Le roi a écarté M. de Marinville de son cabinet. On dit qu'il a trouvé des infidélités à lui reprocher. M. de Norvins a demandé et obtenu son congé. C'est un homme d'esprit et de talent, mais d'une vanité et d'une prétention excessives. On assure que dans cette occasion le roi a énoncé une maxime qui me paraîtrait très dangereuse. Il ne veut, dit-on, avancer que des Français qui, ne tenant plus à la France par aucun lien, lui soient entièrement attachés et ne puissent attendre leur fortune que de sa protection. Ce serait vouloir n'attirer en Westphalie que des aventuriers, et nous n'en manquerons point; c'est la maxime contraire qu'il serait à désirer que le roi suivit.

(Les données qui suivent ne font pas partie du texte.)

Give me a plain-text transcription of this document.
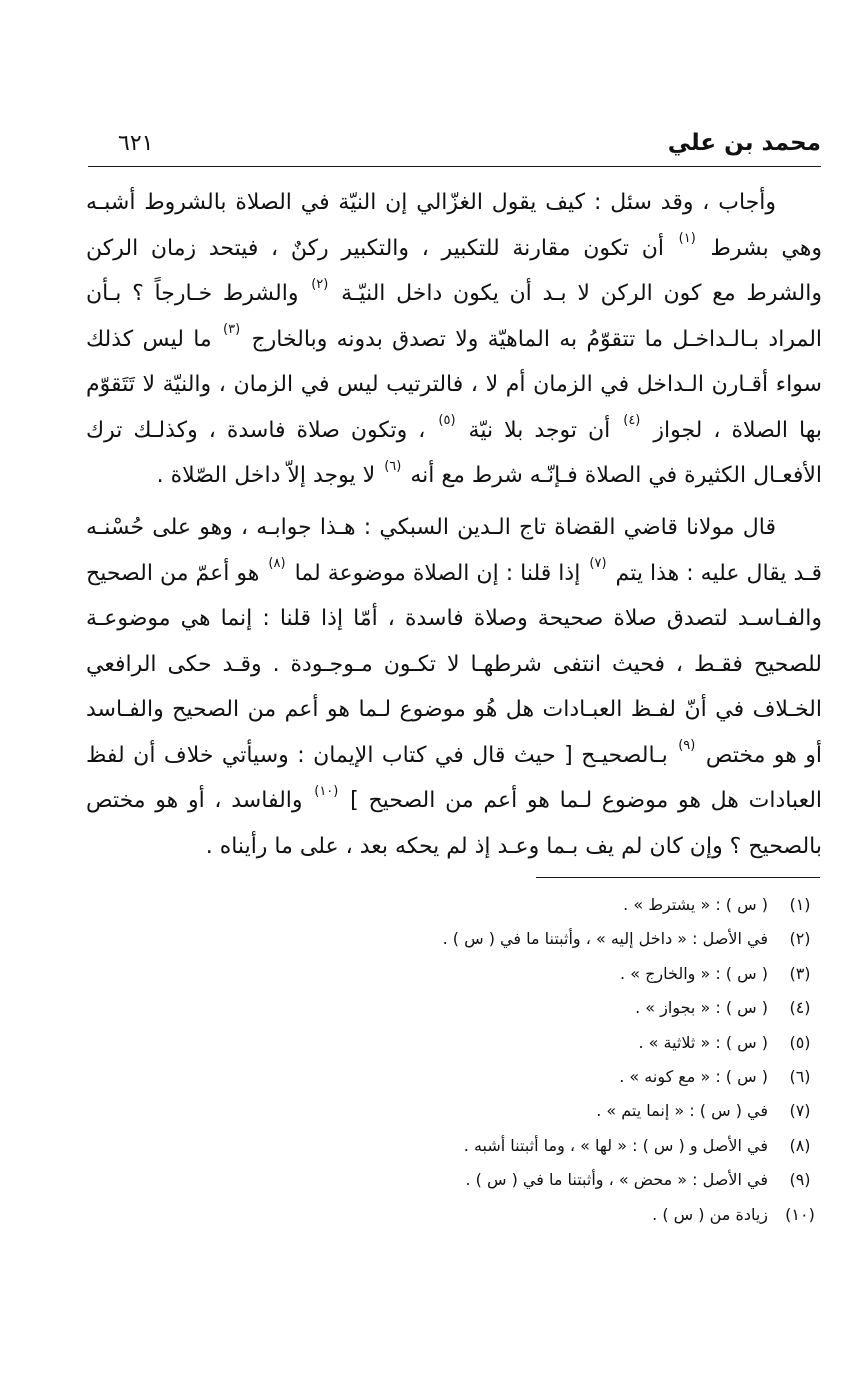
محمد بن علي
٦٢١
وأجاب ، وقد سئل : كيف يقول الغزّالي إن النيّة في الصلاة بالشروط أشبـه وهي بشرط $^{(١)}$ أن تكون مقارنة للتكبير ، والتكبير ركنٌ ، فيتحد زمان الركن والشرط مع كون الركن لا بـد أن يكون داخل النيّـة $^{(٢)}$ والشرط خـارجاً ؟ بـأن المراد بـالـداخـل ما تتقوّمُ به الماهيّة ولا تصدق بدونه وبالخارج $^{(٣)}$ ما ليس كذلك سواء أقـارن الـداخل في الزمان أم لا ، فالترتيب ليس في الزمان ، والنيّة لا تَتَقوّم بها الصلاة ، لجواز $^{(٤)}$ أن توجد بلا نيّة $^{(٥)}$ ، وتكون صلاة فاسدة ، وكذلـك ترك الأفعـال الكثيرة في الصلاة فـإنّـه شرط مع أنه $^{(٦)}$ لا يوجد إلاّ داخل الصّلاة .
قال مولانا قاضي القضاة تاج الـدين السبكي : هـذا جوابـه ، وهو على حُسْنـه قـد يقال عليه : هذا يتم $^{(٧)}$ إذا قلنا : إن الصلاة موضوعة لما $^{(٨)}$ هو أعمّ من الصحيح والفـاسـد لتصدق صلاة صحيحة وصلاة فاسدة ، أمّا إذا قلنا : إنما هي موضوعـة للصحيح فقـط ، فحيث انتفى شرطهـا لا تكـون مـوجـودة . وقـد حكى الرافعي الخـلاف في أنّ لفـظ العبـادات هل هُو موضوع لـما هو أعم من الصحيح والفـاسد أو هو مختص $^{(٩)}$ بـالصحيـح [ حيث قال في كتاب الإيمان : وسيأتي خلاف أن لفظ العبادات هل هو موضوع لـما هو أعم من الصحيح ] $^{(١٠)}$ والفاسد ، أو هو مختص بالصحيح ؟ وإن كان لم يف بـما وعـد إذ لم يحكه بعد ، على ما رأيناه .
(١)( س ) : « يشترط » .
(٢)في الأصل : « داخل إليه » ، وأثبتنا ما في ( س ) .
(٣)( س ) : « والخارج » .
(٤)( س ) : « بجواز » .
(٥)( س ) : « ثلاثية » .
(٦)( س ) : « مع كونه » .
(٧)في ( س ) : « إنما يتم » .
(٨)في الأصل و ( س ) : « لها » ، وما أثبتنا أشبه .
(٩)في الأصل : « محض » ، وأثبتنا ما في ( س ) .
(١٠)زيادة من ( س ) .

Ceux qui sont revenus de Paris, et quelques autres dont on annonce le retour prochain, ne paraissent pas avoir été satisfaits de leur voyage. On cite quelques mots de Sa Majesté Impériale sur le luxe des habits, sur la rapidité des avancements. Ces mots ont retenti à Cassel. Qui les aurait dits ici aurait été accusé de mécontentement ou d'envie. Cependant, tous les Allemands aiment M. Siméon, tous les Allemands regrettent amèrement la perte du général Éblé. Qu'ils voient à côté du roi des Français dignes de l'estime et de la confiance, et capables de quelque indulgence pour les habitudes nationales, et ils les porteront aux nues.